Une preuve essentielle
Dans le cadre du volet syndical de ses travaux, la commission compte beaucoup sur les écoutes de Diligence II pour étoffer sa preuve sur l’infiltration du crime organisé dans les syndicats de la construction et sur les chantiers.
Des cibles de la police ont été informées qu’elles étaient sous surveillance durant l’enquête. Le bureau de l’ex-premier ministre Jean Charest a même été mis au courant de l’existence de ce projet « sensible » mettant en cause des leaders syndicaux, des figures connues du monde interlope et des politiciens provinciaux. La SQ avait interrompu une filature sur un dirigeant de la FTQ-Construction lié à la mafia, Eddy Brandone, après qu’il fut entré en contact avec M. Charest.
Des écoutes de Diligence II ont été mises en preuve publiquement à la commission, lors du témoignage de l’entrepreneur Giuseppe Borsellino. Le grand patron de Garnier discutait avec l’ex-directeur général de la FTQ-Construction, Jocelyn Dupuis, des façons d’obtenir du financement du Fonds de solidarité de la FTQ.

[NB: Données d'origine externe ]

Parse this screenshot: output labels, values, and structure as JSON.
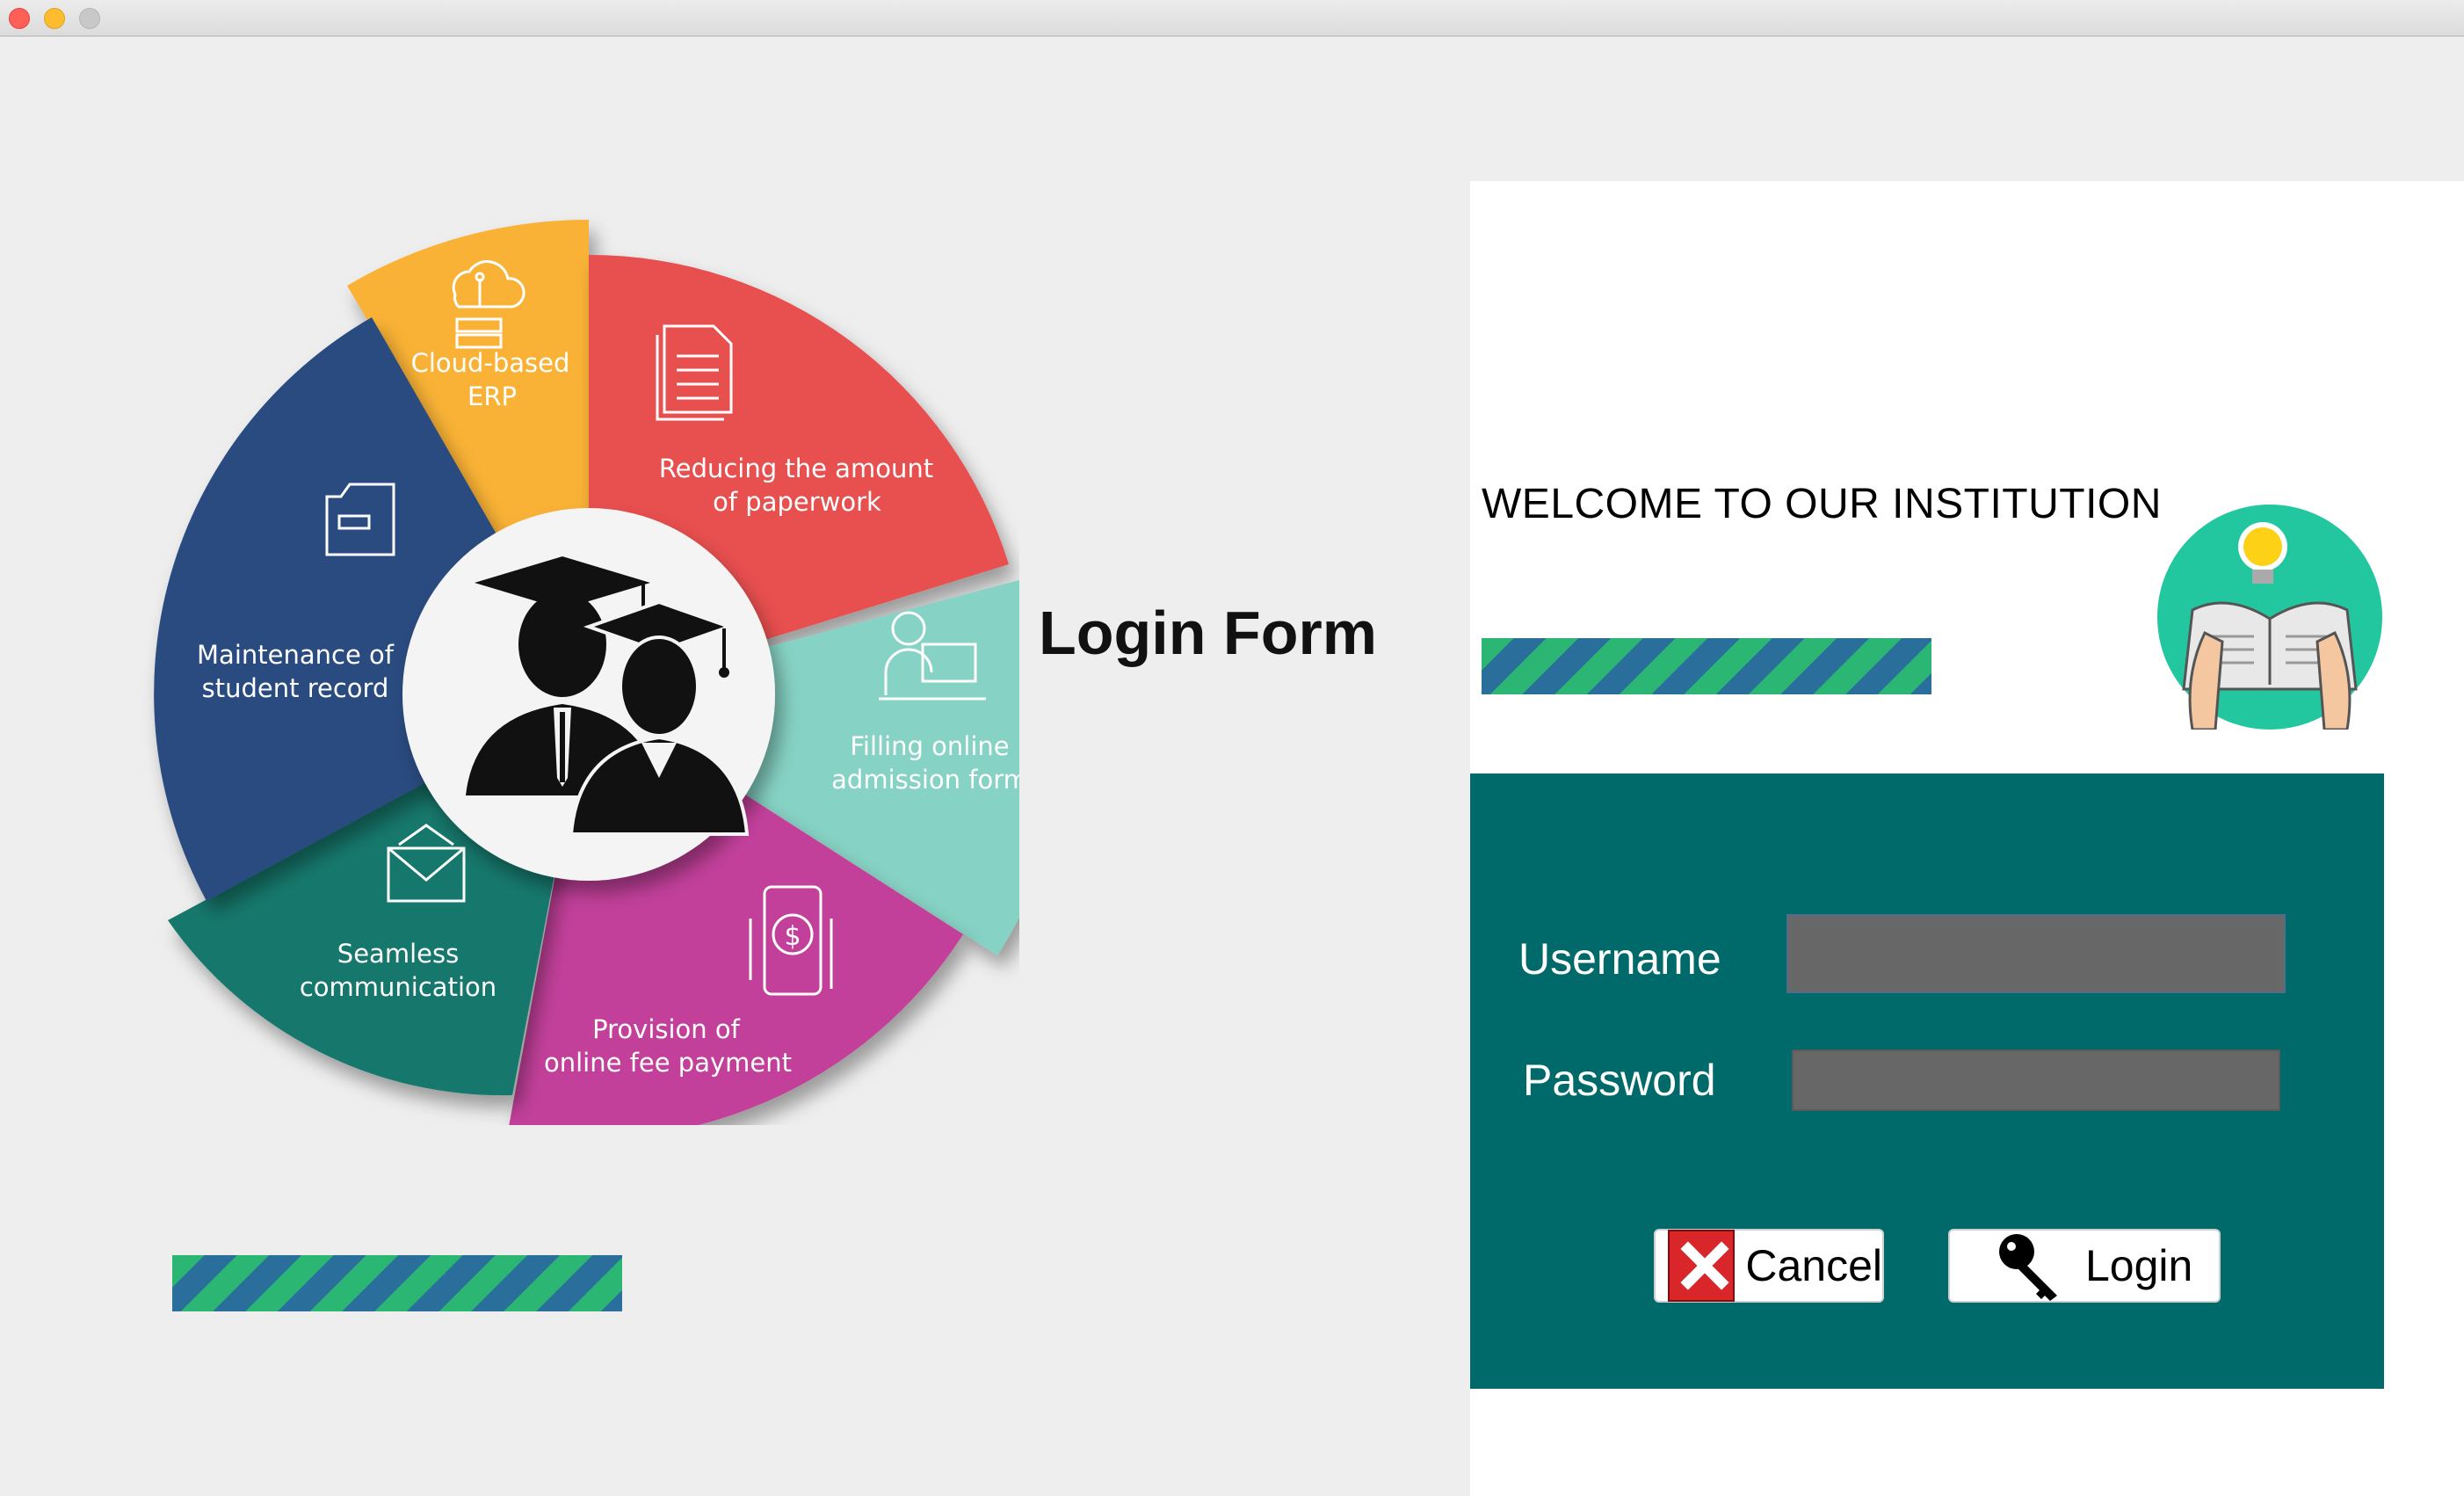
{
  "window": {
    "controls": [
      "close",
      "minimize",
      "maximize"
    ]
  },
  "wheel": {
    "segments": [
      {
        "line1": "Cloud-based",
        "line2": "ERP",
        "color": "#f9b234",
        "icon": "cloud-server-icon"
      },
      {
        "line1": "Reducing the amount",
        "line2": "of paperwork",
        "color": "#e85050",
        "icon": "document-icon"
      },
      {
        "line1": "Filling online",
        "line2": "admission form",
        "color": "#86d2c4",
        "icon": "person-at-computer-icon"
      },
      {
        "line1": "Provision of",
        "line2": "online fee payment",
        "color": "#c2409a",
        "icon": "mobile-payment-icon"
      },
      {
        "line1": "Seamless",
        "line2": "communication",
        "color": "#12786c",
        "icon": "envelope-icon"
      },
      {
        "line1": "Maintenance of",
        "line2": "student record",
        "color": "#2c4c80",
        "icon": "folder-icon"
      }
    ],
    "center_icon": "graduates-icon"
  },
  "form_title": "Login Form",
  "welcome_text": "WELCOME TO OUR INSTITUTION",
  "login": {
    "username_label": "Username",
    "password_label": "Password",
    "username_value": "",
    "password_value": "",
    "cancel_label": "Cancel",
    "login_label": "Login"
  },
  "colors": {
    "panel": "#006a6a",
    "input": "#676767",
    "stripe_green": "#2bb673",
    "stripe_blue": "#2a6f9c",
    "bulb_circle": "#22c79f"
  }
}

Les conversations datant de 2008 laissent entrevoir l’existence d’une importante lutte de pouvoir pour accéder au financement du Fonds. D’un côté, Tony Accurso (aujourd’hui accusé de fraude) bénéficiait de l’appui de Michel Arsenault. De l’autre, Joe Borsellino et Jocelyn Dupuis (aussi accusé de fraude) cherchaient à accroître leur influence, entre autres par l’intermédiaire de Rénald Grondin, directeur général de l’Association des manoeuvres interprovinciaux, un syndicat affilié à la FTQ.
Michel Arsenault est toujours le président incontesté de la FTQ. Guy Gionet a quitté son poste dans la controverse, en 2009. Sous sa gouverne, le bras immobilier du Fonds a consenti des prêts controversés à une relation des Hells Angels, Ronald Beaulieu.